魔法陣の文字を読み切るよりも先に魔法が発動し、まずは骸骨兵たちの時間が止まる。それから更にもう一つ魔法を打つ。銀色に光る魔法陣は聖なる光の魔法か。
「私の魔法に見とれてる場合じゃない。凌、お前は美桜を。白い竜を何とかしろ!」
ディアナの声に我に返る。
うっかり、彼女の美しい魔法陣に魅せられていた。
「ああ、わかってる。頼むぜ、ディアナ!」
俺は具体的に何をするとも告げることなく、その場から飛び出した。
崩れた後者の方向に駆け出す俺に、
「凌! アシストって何!」
陣が叫んでくるが、白い竜をおびき出すビジョンなんて本当にどこにもない。強いて一つだけ考えていたとすれば、彼女を止めるために俺自身の安全は無視することくらいか。
走りながら俺は、自分の身体を竜化させていった。腕に足に鱗を纏い、徐々に肌色の面積が減っていく。
『凌、まさかとは思うが』
大人しくしていたテラが、再び頭の中で喋り始めた。
『戻らないつもりか』
せっかくディアナに着替えさせて貰ったのに、竜化に伴って肥大化する身体は、いとも簡単に服を破いた。口が裂け、尾が伸び、鋭い爪が靴さえ壊した。背中に羽を生やし、急所を装甲で覆う。
――竜になる。
白い竜へと成り果ててしまった彼女を止めるには、俺自身が完全な竜となってしまわなければならない。竜化だとか竜人だとか、そんな中途半端な状態じゃなくて、完全なる竜となって彼女を食い止めなければ。
『君は……、何をそんなに焦っている。竜にならなくったって、止める方法はいくらでもあるはずだ。止めるという選択肢の他にも、別の何かが』
ダメだ。
俺は何が何でも彼女を救う。
いくらディアナが白い竜を殺せと言っても、彼女が自分を見失ってただの獣になってしまったのだとしても、俺は美桜を見捨てること何て絶対にできない。
『世界を滅ぼそうとしていたとしても?』
それは彼女の意思じゃない。全てはドレグ・ルゴラの。彼女はその犠牲者。
『君をこの世界に導き、巻き込んだ張本人だぞ?』
わかってる。
だからこそ。だからこそ、なんだ。
俺は、彼女の居なくなった世界なんて見たくない。
寂しさの中で必死に立っていた彼女を、どうして責められようか。
誰にも言えない悩みを抱えながら、気丈に振る舞っていた彼女をどうして追い詰められようか。
成功できるかどうかもわからない。けれど、全力で挑まずに後悔はしたくない。
もし、白い竜となった彼女を止められるとしたら俺しか居ないし、俺以外にこんな無謀な人間は存在しないだろう。

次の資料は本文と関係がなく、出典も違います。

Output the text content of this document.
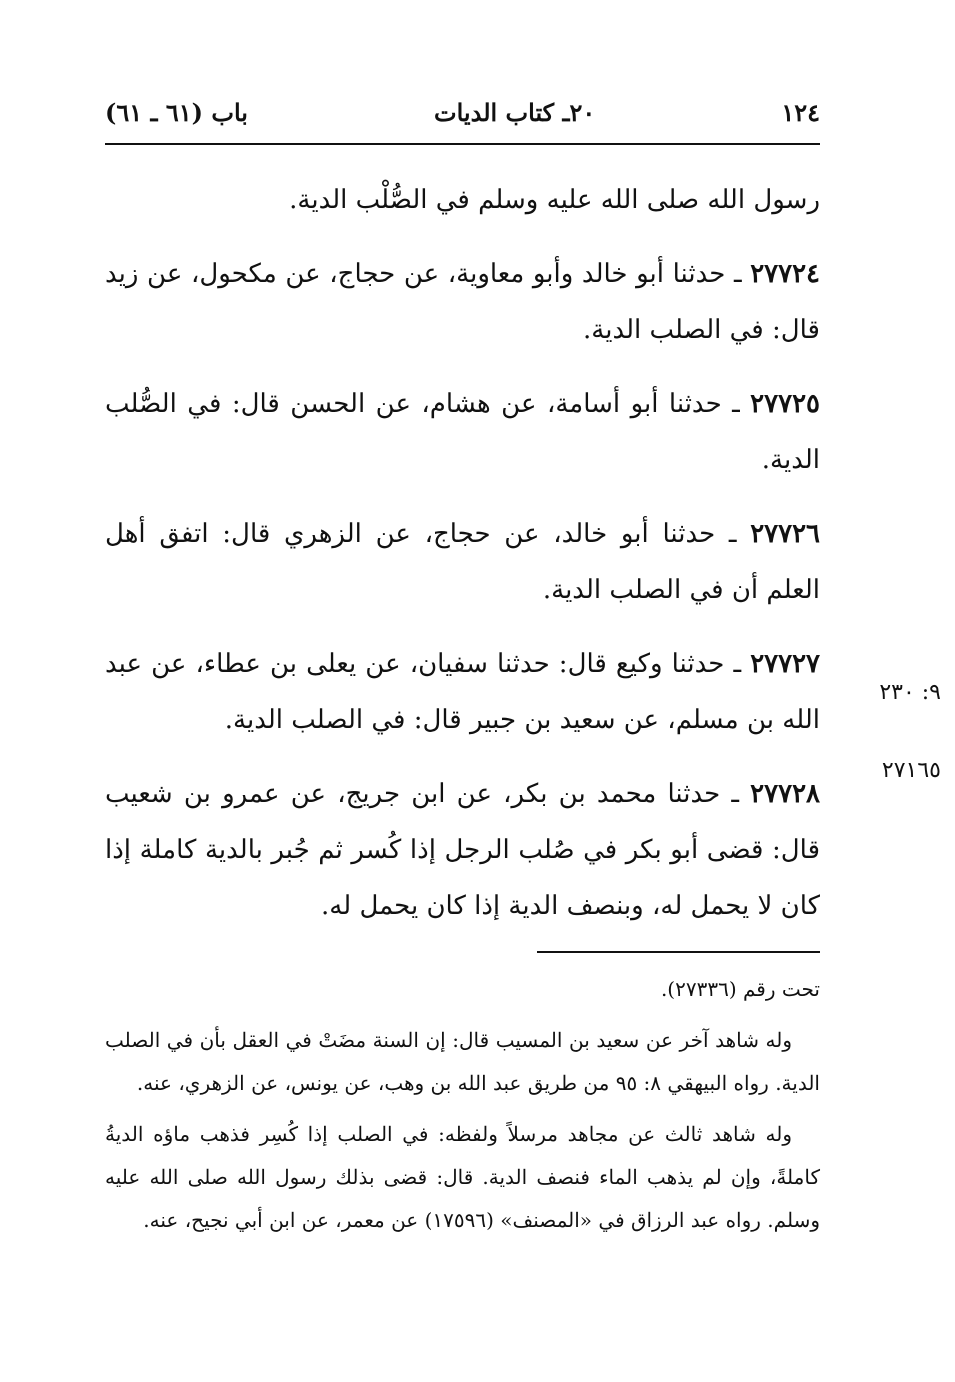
١٢٤
٢٠ـ كتاب الديات
باب (٦١ ـ ٦١)

رسول الله صلى الله عليه وسلم في الصُّلْب الدية.

٢٧٧٢٤ ـ حدثنا أبو خالد وأبو معاوية، عن حجاج، عن مكحول، عن زيد قال: في الصلب الدية.

٢٧٧٢٥ ـ حدثنا أبو أسامة، عن هشام، عن الحسن قال: في الصُّلب الدية.

٢٧٧٢٦ ـ حدثنا أبو خالد، عن حجاج، عن الزهري قال: اتفق أهل العلم أن في الصلب الدية.

٢٧٧٢٧ ـ حدثنا وكيع قال: حدثنا سفيان، عن يعلى بن عطاء، عن عبد الله بن مسلم، عن سعيد بن جبير قال: في الصلب الدية.

٢٧٧٢٨ ـ حدثنا محمد بن بكر، عن ابن جريج، عن عمرو بن شعيب قال: قضى أبو بكر في صُلب الرجل إذا كُسر ثم جُبر بالدية كاملة إذا كان لا يحمل له، وبنصف الدية إذا كان يحمل له.

٩: ٢٣٠
٢٧١٦٥

تحت رقم (٢٧٣٣٦).

وله شاهد آخر عن سعيد بن المسيب قال: إن السنة مضَتْ في العقل بأن في الصلب الدية. رواه البيهقي ٨: ٩٥ من طريق عبد الله بن وهب، عن يونس، عن الزهري، عنه.

وله شاهد ثالث عن مجاهد مرسلاً ولفظه: في الصلب إذا كُسِر فذهب ماؤه الديةُ كاملةً، وإن لم يذهب الماء فنصف الدية. قال: قضى بذلك رسول الله صلى الله عليه وسلم. رواه عبد الرزاق في «المصنف» (١٧٥٩٦) عن معمر، عن ابن أبي نجيح، عنه.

テラをアウルムと呼んだ過去の干渉者がどんな気持ちで竜化していったのか、俺にはわからない。そこまで追い詰められたのには何かしら理由があったのだと思うし、そうしなければかの竜には勝てなかったはずだ。
完全なる同化というのが果たせているのかどうか、何度も同化しては分離し同化しては分離しを繰り返している辺り、繋がりが浅すぎるのかもしれないと思うこともある。けれどもそれはもしかしたら心の問題で、俺に未だいろんな迷いがあって、全てを失ったなどと言いながら、やはりディアナの言うように、何か未だ犠牲にしていないものがあって、だから簡単に同化が解けてしまうのだとしたら。
俺は、俺自身の存在を、自分の命を、残している。
レグルノーラにおける負の連鎖のひとつは、白い竜に対する偏見と憎悪。
そして、何かを犠牲にしなければ何も手に入れられないという究極の選択。
それすら断ち切りたいと必死にもがいてきた――ディアナも、俺も。けれどやっぱり、世の中そんな甘いもんじゃない。

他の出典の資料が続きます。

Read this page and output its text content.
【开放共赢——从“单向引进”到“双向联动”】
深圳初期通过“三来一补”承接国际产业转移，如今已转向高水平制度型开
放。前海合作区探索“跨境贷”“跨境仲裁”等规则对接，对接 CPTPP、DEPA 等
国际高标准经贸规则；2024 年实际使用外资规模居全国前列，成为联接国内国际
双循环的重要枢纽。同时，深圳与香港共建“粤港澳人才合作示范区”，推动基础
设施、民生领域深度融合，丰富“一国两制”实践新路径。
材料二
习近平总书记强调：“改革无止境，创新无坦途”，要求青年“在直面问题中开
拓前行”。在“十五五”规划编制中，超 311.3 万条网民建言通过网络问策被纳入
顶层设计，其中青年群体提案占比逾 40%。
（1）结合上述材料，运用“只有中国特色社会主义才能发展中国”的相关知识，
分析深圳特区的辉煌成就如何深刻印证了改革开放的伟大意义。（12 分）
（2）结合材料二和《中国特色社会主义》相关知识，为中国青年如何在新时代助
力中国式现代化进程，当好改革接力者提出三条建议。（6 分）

プラスとマイナスがしっかりと噛み合わなければ、物事は成り立たない。
つまり、やはり誰かの犠牲でしか、誰かの幸せは実現しない。
今ならばなんとなく、テラに魔法をかけたのだという魔女の気持ちがわかる気がする。こんな役目、引き受けるのは無謀な人間だけだろう。何人も、何十人も犠牲にするより一人が全部背負ってくれた方が双方の世界にとっても被害が少ない。消えてしまっても良い人間が全部背負って、そうして、他のみんなが幸せになれるよう願ったんだ。
だったら。
だったら俺は、美桜のために喜んで犠牲になろう。
彼女がもう一度笑える世界に戻すためにも。
『しかし、君が犠牲になれば、彼女と肌を重ねることもできない。彼女は更なる悲しみを抱いてしまうかもしれないのだぞ』
俺のことなんて、忘れてしまってもいい。
俺の存在はリアレイトからは消えてしまったのだし、元々、忘れられてしまう予定だったのに、うっかり覚えていてしまっただけなんだから。
思い切り、地面を蹴った。
身体を浮かせ、校舎の上に居座る白い竜の側まで飛ぶ。
校舎沿いの銀杏並木が根元から折れている。二階の天井がなくなり、黒板や机、椅子が外から剥き出しになっていた。
2-Cの教室。
美桜に“見つけられた”場所。
西日の入る教室で、彼女の瞳は不思議な色を見せていた。茶色の髪はキラキラと夕日に照らされ、殆ど度の入っていない眼鏡のレンズが彼女の表情を隠していた。
いろんなことがあった。
美桜に怒鳴られ、貶され、それでも必死に食らいついてきたのは、初めは下心からだった。次第に彼女が心を開き、自分のことを話してくれて、俺は遂に彼女を守ろうと思うようになった。自分の意思で強くなろうと思い、自分の意思でこの道を選んだ。
巻き込まれただなんて、もう微塵も思っていない。
美桜が居たから俺が居るのだし、出会ったからこそ俺は前向きになれた。
過去の、後ろ向きでぼっちな自分には戻りたくない。
美桜と過ごした日々が全てで、レグルノーラが俺の居場所で。
白い竜が俺の存在に気付き、瓦礫の中から顔を上げた。少し前に穴に落としたはずなのにと、少し訝しげな顔をしているようにも思えた。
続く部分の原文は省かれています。